Amid a trade war between the United States and China, the International Monetary Fund (IMF) stated in recent hours that the value of yuan, Chinese official currency, was mostly in line with its economic fundamentals.
However, and according to a report from Reuters quoting an IMF representative, the organization is trying to stimulate the Asian powerhouse to look for more flexible rates and less intervention.
According to James Daniel, who is currently the Fund’s Chinese Department leader, the organization found, after investigation and research about the country’s economic measures and policies, that the yuan’s exchange rate last year wasn’t substantially over or undervalued.
Claims of Market Manipulation
Those conclusions differ substantially from those of the United States of America, which happens to be the largest yuan’s shareholder.

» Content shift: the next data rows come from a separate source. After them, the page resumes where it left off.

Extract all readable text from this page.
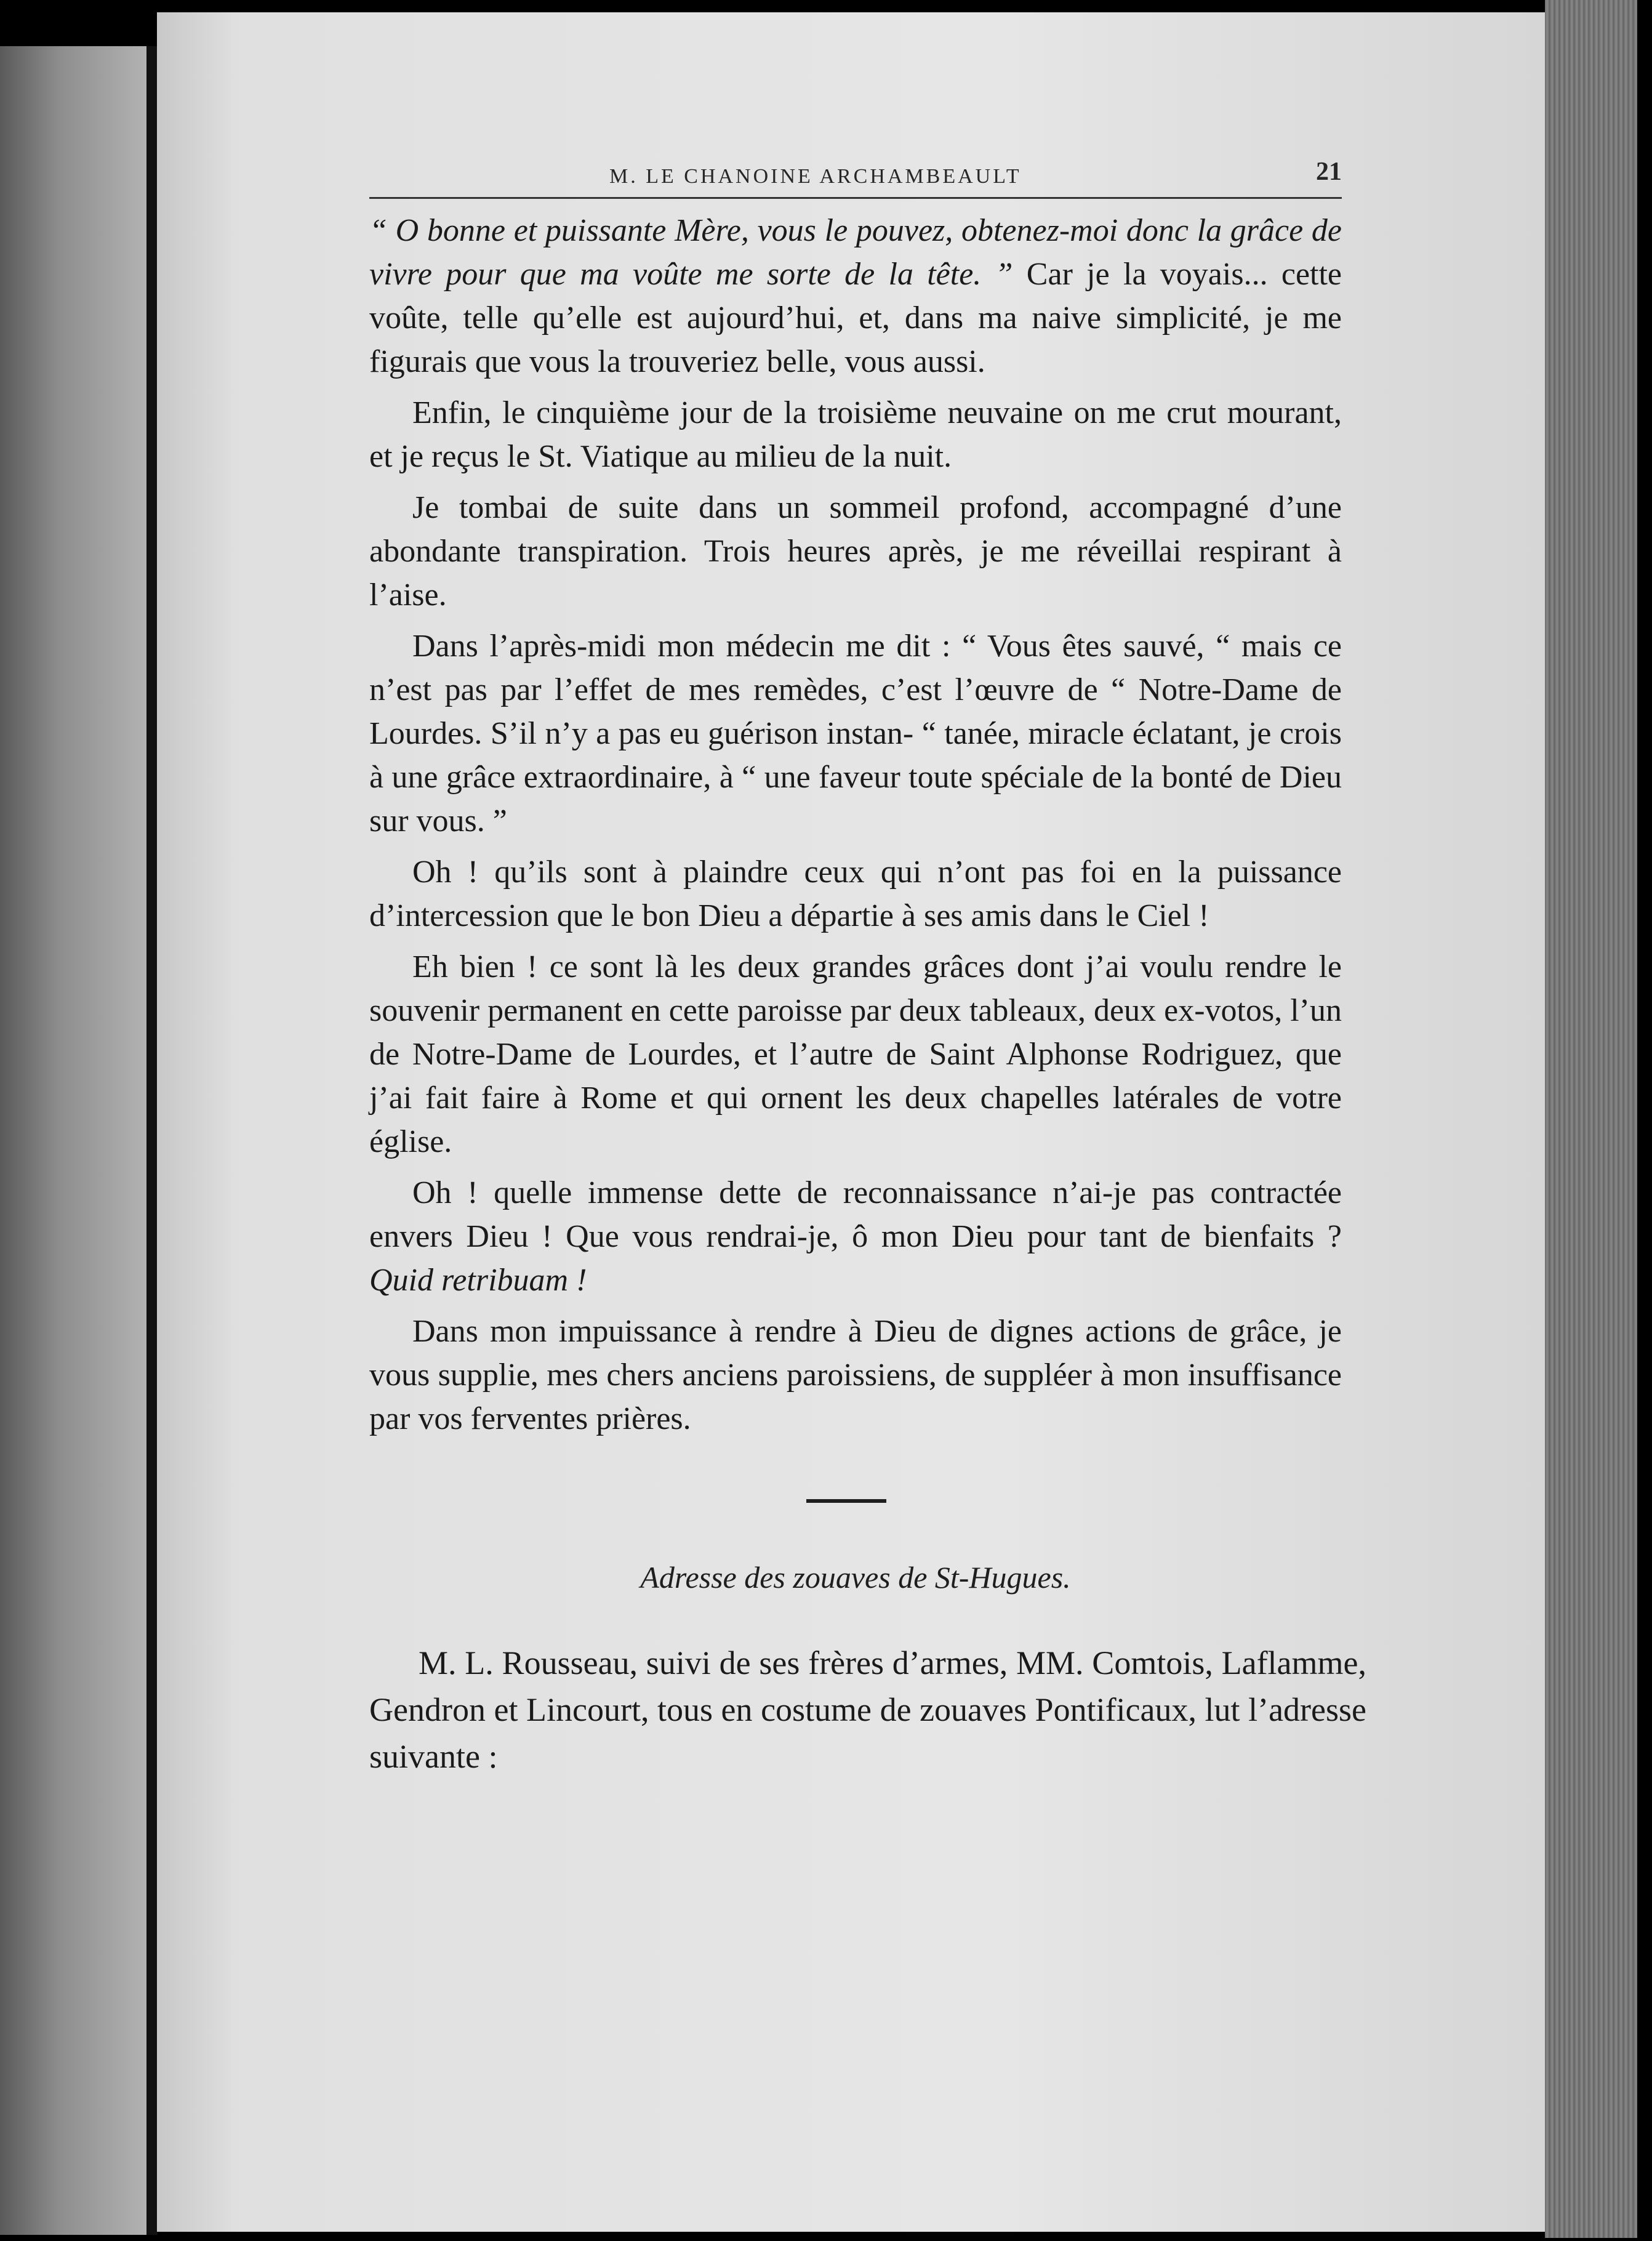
M. LE CHANOINE ARCHAMBEAULT	21

“ O bonne et puissante Mère, vous le pouvez, obtenez-moi donc la grâce de vivre pour que ma voûte me sorte de la tête. ” Car je la voyais... cette voûte, telle qu’elle est aujourd’hui, et, dans ma naive simplicité, je me figurais que vous la trouveriez belle, vous aussi.

Enfin, le cinquième jour de la troisième neuvaine on me crut mourant, et je reçus le St. Viatique au milieu de la nuit.

Je tombai de suite dans un sommeil profond, accompagné d’une abondante transpiration. Trois heures après, je me réveillai respirant à l’aise.

Dans l’après-midi mon médecin me dit : “ Vous êtes sauvé, “ mais ce n’est pas par l’effet de mes remèdes, c’est l’œuvre de “ Notre-Dame de Lourdes. S’il n’y a pas eu guérison instan- “ tanée, miracle éclatant, je crois à une grâce extraordinaire, à “ une faveur toute spéciale de la bonté de Dieu sur vous. ”

Oh ! qu’ils sont à plaindre ceux qui n’ont pas foi en la puissance d’intercession que le bon Dieu a départie à ses amis dans le Ciel !

Eh bien ! ce sont là les deux grandes grâces dont j’ai voulu rendre le souvenir permanent en cette paroisse par deux tableaux, deux ex-votos, l’un de Notre-Dame de Lourdes, et l’autre de Saint Alphonse Rodriguez, que j’ai fait faire à Rome et qui ornent les deux chapelles latérales de votre église.

Oh ! quelle immense dette de reconnaissance n’ai-je pas contractée envers Dieu ! Que vous rendrai-je, ô mon Dieu pour tant de bienfaits ? Quid retribuam !

Dans mon impuissance à rendre à Dieu de dignes actions de grâce, je vous supplie, mes chers anciens paroissiens, de suppléer à mon insuffisance par vos ferventes prières.

Adresse des zouaves de St-Hugues.

M. L. Rousseau, suivi de ses frères d’armes, MM. Comtois, Laflamme, Gendron et Lincourt, tous en costume de zouaves Pontificaux, lut l’adresse suivante :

The
Americans made the news this week for announcing to the world that they believed China was manipulating the market following the government’s decision to allow the currency to fall lower than 7 in comparison to the dollar, which is an 11-year low. It is safe to say that stock brokers have had a busy week.
Steven Mnuchin, the U.S. Treasury Secretary, wants to persuade the IMF to make corrections on what they view as an unfair trade benefit after the actions that Beijing decided to take, but at least judging from Daniel’s response, the organization still doesn’t have a precise answer to that petition.
Daniel, at a conference call with reporters in the past few hours, only said that the IMF’s discussions with the U.S Treasury are still ongoing on several fronts, not just the trade tensions with China.
In the release, the IMF expressed its concern about the possibility of the trade war worsening between China and the United States. The institution observed that if that were to happen, the Asian country’s financial stability could collapse.
New Fiscal Measures to Stimulate
The IMF also said that, in the event that China’s financial stability was compromised, the nation could need new fiscal measures to stimulate a revival, and that the government would need to allow them.
The financial organization explained that, in the case the Americans imposed 25 percent tariffs on a remaining $300 billion list of imports from China, the Asian nation’s growth could be reduced by almost one percentage point (0.8 to be exact,) over the next year because demands would sharply decrease. The impact could extend to other markets, too.
If the tariff was 10% in this particular category, which is Donald Trump’s plan, the growth could be reduced by 0.3 percent.
China’s growth hit a new 30-year low in Q2, but according to Daniel, additional exchange rate flexibility could be very helpful.